Logan Bole is a director, cinematographer, and photographer based in Los Angeles, CA

Logan is from Louisville, KY and moved to Los Angeles in 2022 for school. His work is a combination of fiction and non-fiction pieces as he attempts to understand himself and the world around him. Logan spends most of his time surfing and skating when he isn’t working on a creative project, but will always try and make both happen at the same time. His work revolves around the things he’s already passionate about and spreads its way into subjects he wishes he understood more. Creating visual pieces lets Logan express his inner thoughts and create a world derived from his imagination for others to see. His childhood as a military kid is unique and the perpetual lack of belonging and search for unfeigned relationships adds a level of sincerity and emotional depth to his work. Although he desires a place to call home, something about traveling and discovering new stories, new people, and new places drives him to create.

Artist Statement

There is more to life than what we think we know and the key to discovering it is through lived experience. My work as a filmmaker and photographer is inspired by my frenzied childhood and a search for belonging in lives I wish I had the opportunity to live out. I grew up a military brat and lived most of my childhood with my mom while my dad was deployed in the Middle East. I bounced from state to state absent from forming meaningful relationships and not a single breath of time to understand who I was. “See ya’ later” was often a goodbye forever. I craved a fresh start, an opportunity to live a normal life, but I learned that there was more beauty in the life I knew than I expected.

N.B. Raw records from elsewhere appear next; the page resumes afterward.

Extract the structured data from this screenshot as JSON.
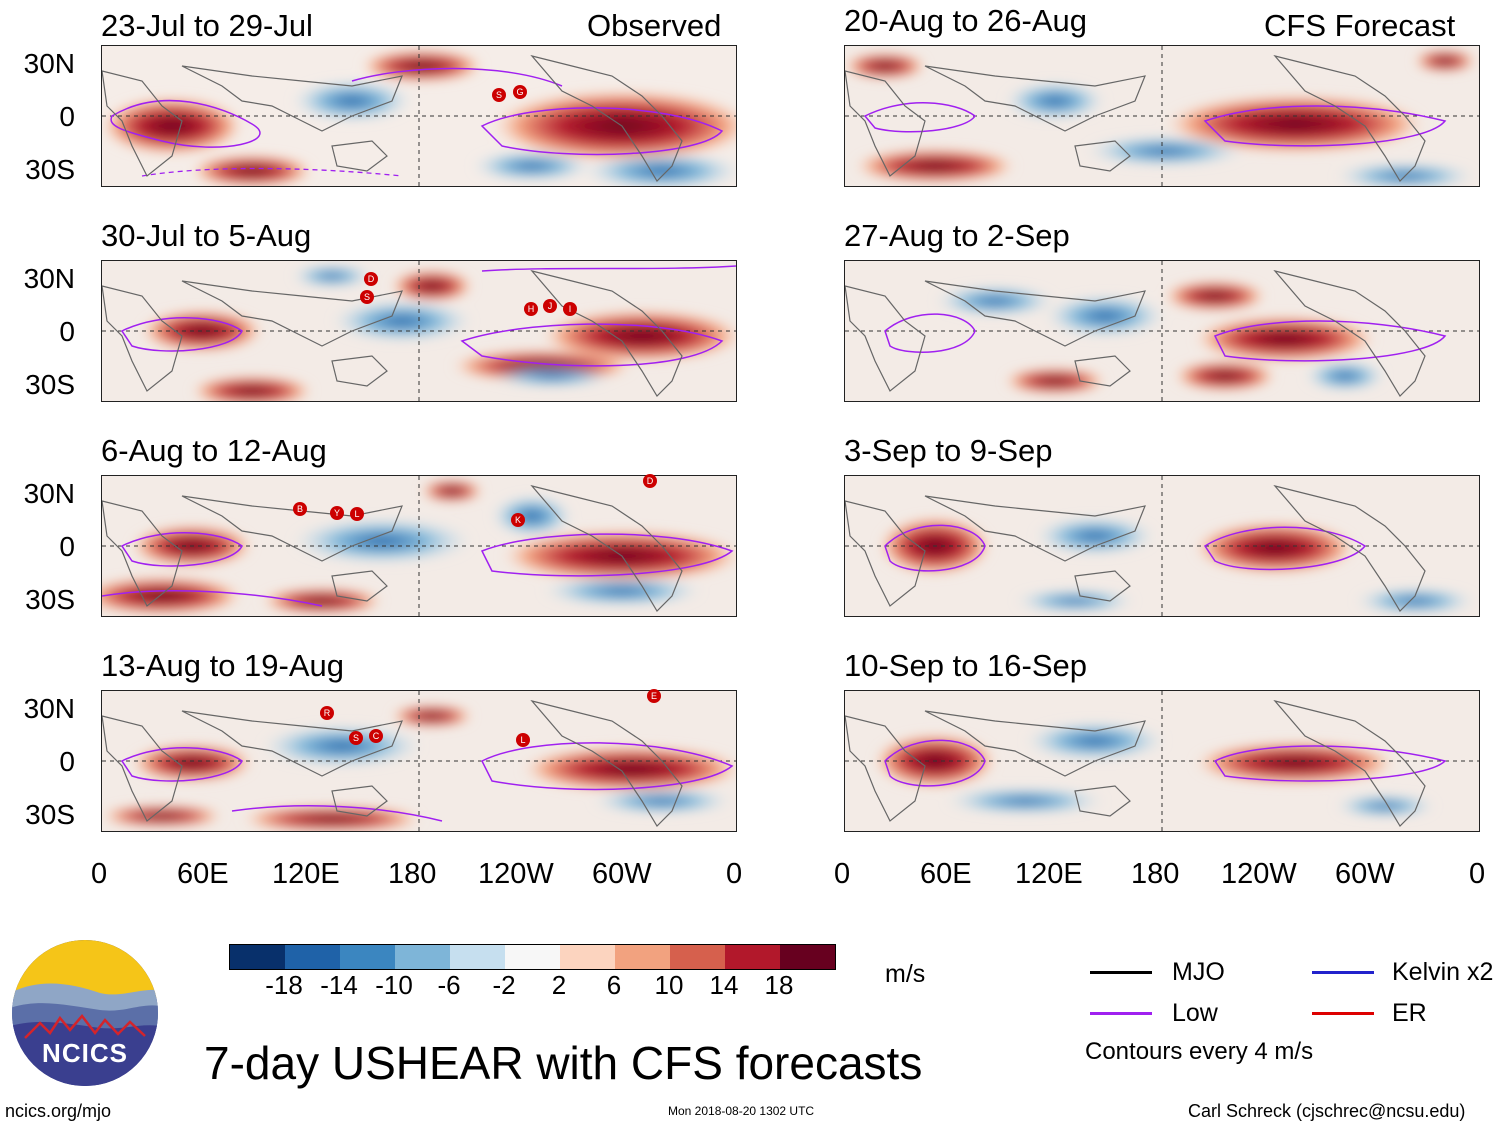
{
  "observed": {
    "header": "Observed",
    "panels": [
      {
        "title": "23-Jul to 29-Jul",
        "markers": [
          "S",
          "G"
        ]
      },
      {
        "title": "30-Jul to 5-Aug",
        "markers": [
          "D",
          "S",
          "H",
          "J",
          "I"
        ]
      },
      {
        "title": "6-Aug to 12-Aug",
        "markers": [
          "B",
          "Y",
          "L",
          "K",
          "D"
        ]
      },
      {
        "title": "13-Aug to 19-Aug",
        "markers": [
          "R",
          "S",
          "C",
          "L",
          "E"
        ]
      }
    ]
  },
  "forecast": {
    "header": "CFS Forecast",
    "panels": [
      {
        "title": "20-Aug to 26-Aug"
      },
      {
        "title": "27-Aug to 2-Sep"
      },
      {
        "title": "3-Sep to 9-Sep"
      },
      {
        "title": "10-Sep to 16-Sep"
      }
    ]
  },
  "lat_labels": [
    "30N",
    "0",
    "30S"
  ],
  "lon_labels": [
    "0",
    "60E",
    "120E",
    "180",
    "120W",
    "60W",
    "0"
  ],
  "colorbar": {
    "labels": [
      "-18",
      "-14",
      "-10",
      "-6",
      "-2",
      "2",
      "6",
      "10",
      "14",
      "18"
    ],
    "colors": [
      "#08306b",
      "#1f62a8",
      "#3b86c0",
      "#7eb5d8",
      "#c6dfef",
      "#f7f7f7",
      "#fcd4bf",
      "#f2a27f",
      "#d6604d",
      "#b2182b",
      "#67001f"
    ],
    "unit": "m/s"
  },
  "legend": {
    "items": [
      {
        "label": "MJO",
        "color": "#000000"
      },
      {
        "label": "Kelvin x2",
        "color": "#2222cc"
      },
      {
        "label": "Low",
        "color": "#a020f0"
      },
      {
        "label": "ER",
        "color": "#dd0000"
      }
    ],
    "note": "Contours every 4 m/s"
  },
  "logo_text": "NCICS",
  "title": "7-day USHEAR with CFS forecasts",
  "footer": {
    "left": "ncics.org/mjo",
    "center": "Mon 2018-08-20 1302 UTC",
    "right": "Carl Schreck (cjschrec@ncsu.edu)"
  }
}
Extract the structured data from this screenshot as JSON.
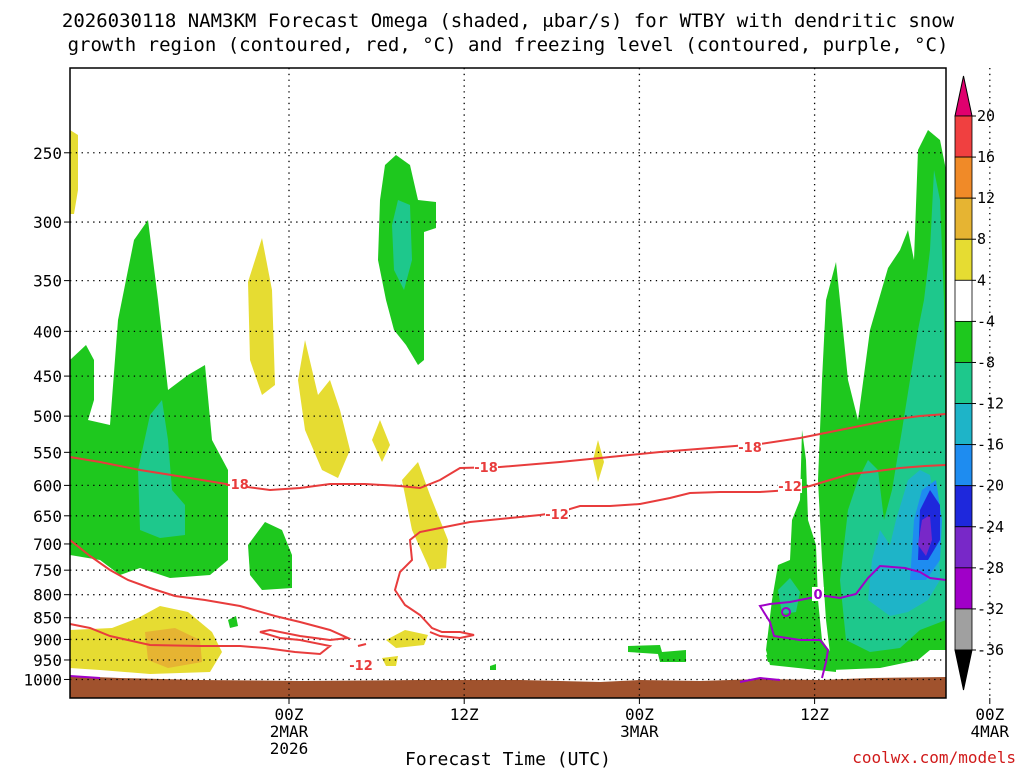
{
  "title_line1": "2026030118 NAM3KM Forecast Omega (shaded, μbar/s) for WTBY with dendritic snow",
  "title_line2": "growth region (contoured, red, °C) and freezing level (contoured, purple, °C)",
  "credit": "coolwx.com/models",
  "chart_data": {
    "type": "time-height contour",
    "title": "2026030118 NAM3KM Forecast Omega (shaded, μbar/s) for WTBY with dendritic snow growth region (contoured, red, °C) and freezing level (contoured, purple, °C)",
    "xlabel": "Forecast Time (UTC)",
    "ylabel": "",
    "xlim_hours": [
      -15,
      45
    ],
    "ylim_hpa": [
      1050,
      200
    ],
    "y_scale": "log-pressure",
    "grid": true,
    "x_ticks": [
      {
        "hour": 0,
        "lines": [
          "00Z",
          "2MAR",
          "2026"
        ]
      },
      {
        "hour": 12,
        "lines": [
          "12Z"
        ]
      },
      {
        "hour": 24,
        "lines": [
          "00Z",
          "3MAR"
        ]
      },
      {
        "hour": 36,
        "lines": [
          "12Z"
        ]
      },
      {
        "hour": 48,
        "lines": [
          "00Z",
          "4MAR"
        ]
      }
    ],
    "y_ticks": [
      250,
      300,
      350,
      400,
      450,
      500,
      550,
      600,
      650,
      700,
      750,
      800,
      850,
      900,
      950,
      1000
    ],
    "colorbar": {
      "labels": [
        "20",
        "16",
        "12",
        "8",
        "4",
        "-4",
        "-8",
        "-12",
        "-16",
        "-20",
        "-24",
        "-28",
        "-32",
        "-36"
      ],
      "colors": [
        "#e0006e",
        "#f04040",
        "#f08a28",
        "#e6b432",
        "#e6dc32",
        "#ffffff",
        "#1ec81e",
        "#1ec88c",
        "#1eb4c8",
        "#1e8cf0",
        "#1e28dc",
        "#7828c8",
        "#a000c8",
        "#a0a0a0",
        "#000000"
      ]
    },
    "contours": [
      {
        "field": "temperature",
        "color": "#e83c3c",
        "value": -18,
        "labels": [
          "-18",
          "-18",
          "-18"
        ]
      },
      {
        "field": "temperature",
        "color": "#e83c3c",
        "value": -12,
        "labels": [
          "-12",
          "-12",
          "-12"
        ]
      },
      {
        "field": "freezing level",
        "color": "#a000c8",
        "value": 0,
        "labels": [
          "0"
        ]
      }
    ],
    "terrain_color": "#a0522d"
  }
}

My work has become very introspective in recent years. The stories I choose to tell come from thoughtful reflection of my past and where my values come from. I tend to explore the reasons for why I hold certain beliefs and then question those beliefs through creative processes. They stem from my catholic background, anxiety induced paranoia, and lack of belonging in every space I entered. As I work through those memories I discover the beauty in what they have empowered me to create. I am inspired by memory and the way we can reshape the perception of our past. My favorite film of all time, The Holdovers (2023), has become an anchor for how I envision my past. I don’t see my childhood as this distant memory, rather, a living and breathing story told by countless other authors in their own, individual work in different time periods. I create to make sense of things that can’t be explained with words and the camera is the device that captures it perfectly. I observe more than I interact, taking snapshots mentally and physically, from a unique perspective on life. Belonging is really only found from within, which filmmaking and photography have allowed me to understand.